Mediterranean Feta Chicken Skillet

Published on 20 December 2023 at 06:54
Chicken thighs create the Meditarranean Feta Chicken Skillet meal!

 

 

 

 

 

A Low-Carb Delight Bursting with Mediterranean Flavors

 

 

 

 

 

A sizzling skillet, alive with Mediterranean flavors, awaits you in this delightful and wholesome keto meal. Bursting with the vibrant colors and robust tastes of the Mediterranean, this dish is a symphony of tender chicken, sautéed vegetables, Kalamata olives, and creamy feta cheese. It's a culinary journey to the sun-soaked shores of Greece, all while keeping your carb intake in check. The fragrant blend of garlic and oregano infuses each bite, while the crumbled feta crowns this skillet creation with a satisfying layer of richness. Prepare to embark on a taste adventure  through the creation of this Mediterranean Keto Skillet Meal – a healthy, low-carb feast that's as good for your taste buds as it is for your well-being.

 

 

 

Featuring The Mediterranean Keto Skillet Meal with Cheese Recipe

 



Ingredients:



1 pound (450g) boneless, skinless chicken thighs or breasts, cut into bite-sized pieces

2 tablespoons olive oil

2 cloves garlic, minced

1 small onion, chopped

1 bell pepper, sliced

1 zucchini, sliced

1/2 cup cherry tomatoes, halved

1/2 cup Kalamata olives, pitted

1/2 cup feta cheese, crumbled

1 teaspoon dried oregano

Salt and pepper, to taste

Fresh basil or parsley, for garnish



Instructions:



Heat the olive oil in a large skillet over medium-high heat.



Add the chicken pieces and cook until they're browned and cooked through.
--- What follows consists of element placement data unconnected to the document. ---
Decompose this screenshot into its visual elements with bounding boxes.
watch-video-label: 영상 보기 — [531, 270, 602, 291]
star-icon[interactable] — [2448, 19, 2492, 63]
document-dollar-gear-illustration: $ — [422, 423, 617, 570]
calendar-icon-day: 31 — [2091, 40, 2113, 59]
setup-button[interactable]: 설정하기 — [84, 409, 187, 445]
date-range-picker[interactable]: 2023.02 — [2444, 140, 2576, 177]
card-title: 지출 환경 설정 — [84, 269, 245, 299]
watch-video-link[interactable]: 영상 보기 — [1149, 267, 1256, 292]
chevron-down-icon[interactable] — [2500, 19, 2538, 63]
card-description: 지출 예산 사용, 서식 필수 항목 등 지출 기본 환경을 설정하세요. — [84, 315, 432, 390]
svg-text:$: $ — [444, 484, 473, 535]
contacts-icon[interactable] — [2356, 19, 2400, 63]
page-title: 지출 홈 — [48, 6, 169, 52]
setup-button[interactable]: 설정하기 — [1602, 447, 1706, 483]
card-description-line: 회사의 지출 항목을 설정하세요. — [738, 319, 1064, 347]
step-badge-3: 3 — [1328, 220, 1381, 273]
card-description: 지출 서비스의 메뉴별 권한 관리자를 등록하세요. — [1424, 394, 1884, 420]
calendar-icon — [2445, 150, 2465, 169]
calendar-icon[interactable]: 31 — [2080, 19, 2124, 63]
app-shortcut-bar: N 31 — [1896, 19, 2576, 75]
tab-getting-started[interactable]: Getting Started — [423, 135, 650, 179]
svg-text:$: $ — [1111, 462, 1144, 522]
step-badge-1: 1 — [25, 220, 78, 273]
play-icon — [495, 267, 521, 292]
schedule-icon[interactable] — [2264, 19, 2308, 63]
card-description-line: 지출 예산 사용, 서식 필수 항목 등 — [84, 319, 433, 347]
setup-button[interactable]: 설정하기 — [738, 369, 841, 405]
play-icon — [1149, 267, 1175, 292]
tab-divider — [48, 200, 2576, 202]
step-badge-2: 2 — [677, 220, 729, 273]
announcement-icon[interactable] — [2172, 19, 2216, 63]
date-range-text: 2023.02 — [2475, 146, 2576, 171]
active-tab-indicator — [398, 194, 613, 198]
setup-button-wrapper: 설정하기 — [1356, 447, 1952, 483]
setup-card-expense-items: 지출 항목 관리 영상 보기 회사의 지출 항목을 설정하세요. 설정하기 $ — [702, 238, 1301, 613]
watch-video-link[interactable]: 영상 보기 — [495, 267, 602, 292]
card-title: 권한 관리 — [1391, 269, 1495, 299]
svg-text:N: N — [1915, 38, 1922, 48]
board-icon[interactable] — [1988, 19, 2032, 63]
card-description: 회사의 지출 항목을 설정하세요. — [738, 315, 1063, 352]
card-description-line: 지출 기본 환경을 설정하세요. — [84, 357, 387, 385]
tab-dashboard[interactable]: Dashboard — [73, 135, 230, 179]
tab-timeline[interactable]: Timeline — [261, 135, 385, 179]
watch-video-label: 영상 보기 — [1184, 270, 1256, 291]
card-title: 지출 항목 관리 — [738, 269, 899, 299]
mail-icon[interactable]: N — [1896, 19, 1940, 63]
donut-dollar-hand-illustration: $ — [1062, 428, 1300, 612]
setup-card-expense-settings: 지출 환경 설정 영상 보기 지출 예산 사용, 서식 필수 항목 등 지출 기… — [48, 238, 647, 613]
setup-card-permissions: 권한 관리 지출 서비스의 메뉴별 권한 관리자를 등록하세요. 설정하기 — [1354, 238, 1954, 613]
This should take about 5-7 minutes. Remove the chicken from the skillet and set it aside.



In the same skillet, add the chopped onion and minced garlic. Sauté for a few minutes until the onion becomes translucent and fragrant.



Add the sliced bell pepper and zucchini to the skillet. Sauté for about 5 minutes until they start to soften.



Return the cooked chicken to the skillet and add the halved cherry tomatoes and Kalamata olives. Stir everything together.



Sprinkle the dried oregano, salt, and pepper over the ingredients in the skillet. Continue cooking for another 3-5 minutes until the vegetables are tender and the chicken is heated through.



Just before serving, crumble the feta cheese on top of the skillet meal.



Garnish with fresh basil or parsley for added flavor and color.



Serve hot and enjoy your Mediterranean keto skillet meal with cheese!

This dish is not only keto-friendly but also packed with the flavors of the Mediterranean, making it a delicious and healthy option for your next meal. You can customize it by adding other keto-friendly ingredients like artichoke hearts or spinach if you like.



Below is an approximate breakdown of the calories and nutrients for one serving of the Mediterranean Keto Skillet Meal:



Calories: Approximately 400-450 calories per serving, depending on the portion size and specific ingredients used



Nutrient Approximations:



Protein: Approximately 25-30 grams



Fat: Approximately 25-30 grams



Carbohydrates: Approximately 10-15 grams



Fiber: Approximately 3-5 grams



Sugars: Approximately 5-7 grams



Sodium: Varies based on the amount of salt and olives used, but it's generally relatively high due to the olives. You can reduce the sodium content by using low-sodium olives or adjusting the amount of salt.



The nutrient content can change based on the specific brands and quantities of ingredients you use. For a more precise breakdown, it's a good idea to calculate the nutritional values using a tool like MyFitnessPal or consult with a registered dietitian if you have specific dietary concerns or requirements.